Assim em 1984/85 surgiu uma Instituição Americana interessada, no entanto as negociações terminaram no ano de 1986, devido à falta de acordo no preço. Após esta primeira tentativa falhada, continuou com a intenção de vender a sua coleção. Nesse momento, tinha a esperança que o Jardim Botânico Real, em Kew, Inglaterra, lhe comprasse a coleção. Essa vontade era motivada pelo conhecimento que tinha da instituição, adquirido através dos contactos que fez ao longo dos anos com botânicos dessa instituição. Por intermédio de amigos, conseguiu que chegasse ao conhecimento do diretor da Instituição a sua intenção de vender a coleção, esse, desde logo se mostrou interessado, uma vez que tinha conhecimento do valor cientifico da obra. Em Janeiro de 1988, começaram as negociações para a venda da obra. Nessa mesma altura, estava a trabalhar com Tony Morrison para a compilação do livro Em Busca das Flores da Amazônia. No entanto, as negociações chegaram a um impasse, porque apesar do afeto que tinha pela instituição, achava que o preço oferecido era inferior ao pretendido. As negociações continuaram, tendo chegado finalmente a um acordo a 28 de novembro. Ficou acordado o preço da venda, e as aquarelas ficaram à tutela da companhia Trust, que respeitaria determinadas condições, tais como o público teria acesso fácil à coleção e a vontade de que as pinturas nunca tornariam ao Brasil.
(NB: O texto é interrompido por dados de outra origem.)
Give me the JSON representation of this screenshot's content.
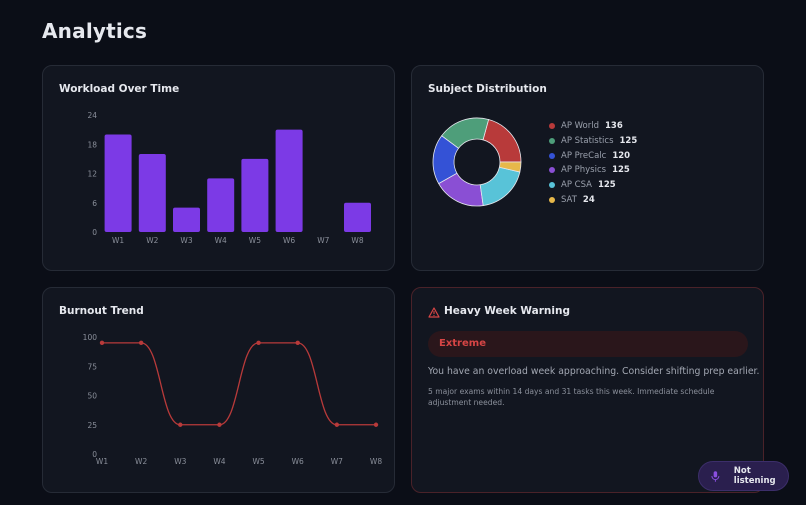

Ficou também acordada a criação de bolsas de estudo para novos artistas e biólogos para continuar a estudar a Amazônia.
Fatidicamente, Margareth Mee morreu dois dias depois sem nunca chegar a ver os frutos finais do seu trabalho: tanto o livro Em Busca das Flores da Floresta Amazônia como uma exposição. Em 1989 foi criada a Fundação Botânica Margareth Mee, com o objetivo de apoiar a novos artistas e biólogos.
Poucas mulheres conseguiram desenvolver o duplo papel de artista e de ativista em prol da natureza. No trabalho, tinha a preocupação acadêmica e cientifica, no entanto, a faceta artística esteve sempre presente, talvez por isso, seja classificada entre os ilustradores científicos mais prestigiados que percorreram o Brasil desde o século XVII. Através das suas pinturas, deu-nos acesso a um guia vasto e completo de espécies raras, muitas atualmente extintas. Retratava a natureza como um todo e não como espécies individuais, dando a percepção de uma paixão pela Amazônia e a sua preocupação pelo seu futuro. Margareth Mee era uma das poucas pessoas que, apesar da sua avançada idade ainda tinha muitos sonhos por realizar. "Sei que a minha morte não significará o fim do meu trabalho. Onde quer que esteja, tentarei influenciar aqueles que estão a destruir o planeta para que dêem à natureza uma hipótese de sobreviver."